I never got back to where I was mentally, emotionally, physically.

I now weight 190 lbs. I am not solid and built as I was in those days of being healthy.  Nope.  I am out of shape, bloated, my hair is falling out.  I think about working out every day and long for the days of being in Gold’s gym where I felt a connection with people and learned how to take care of my family and me. Somewhere in all the struggles I have faced in the past ten-years I lost myself again.  I once again, remember who I was and long for that person. I once again, look at the mirror and have no clue who it is that is looking back at me.

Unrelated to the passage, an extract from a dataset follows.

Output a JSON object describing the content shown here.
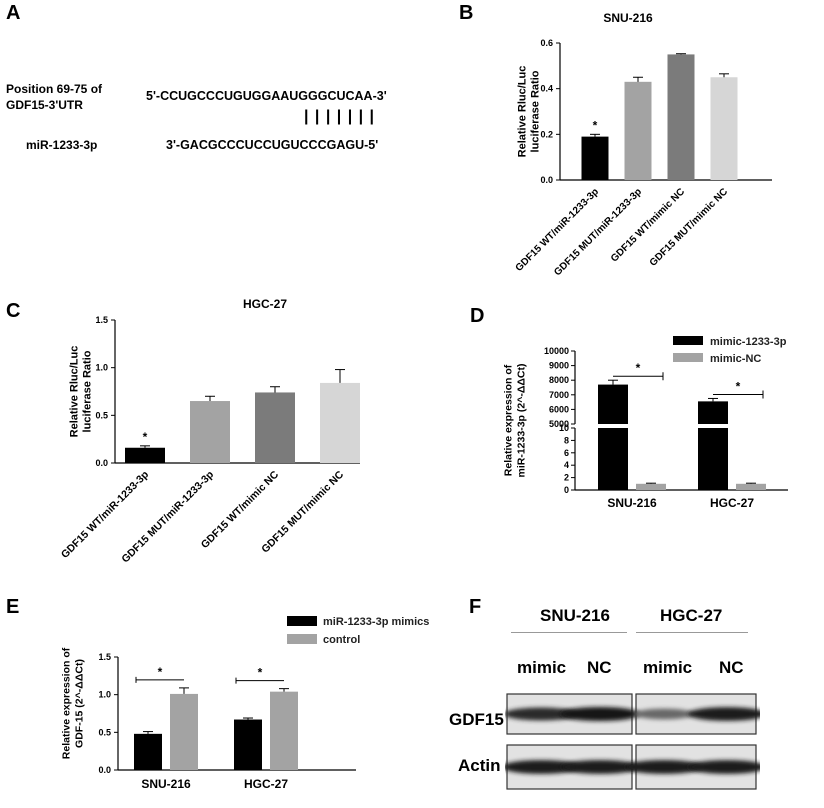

I am beginning my journey again.

Today, I will start to drink water. Give up the bad eating.  That doesn’t mean I won’t have ice cream or potato chips.  That means, I will eat healthy and treat myself to the ice cream and chips, but they will not be my “meal substitute” or my “go to snack” at night. When I get my eating in line, I will begin with my workouts again.  I feel I can manage things in small increments with my schedule.  I want to stay focused and get into one routine before overwhelming myself and placing pressure on myself to “have” to fit this or than into my day.  On the non-snowy/icy days of winter I will get out and walk.

Monday, January 13, 2019 I weigh 194 pounds.  I refuse to allow myself to get to the 195 mark or higher.  I have worked too hard.

I am ready to find myself again… and as I do, I will keep you all informed on how I am doing, and how it is I am doing it.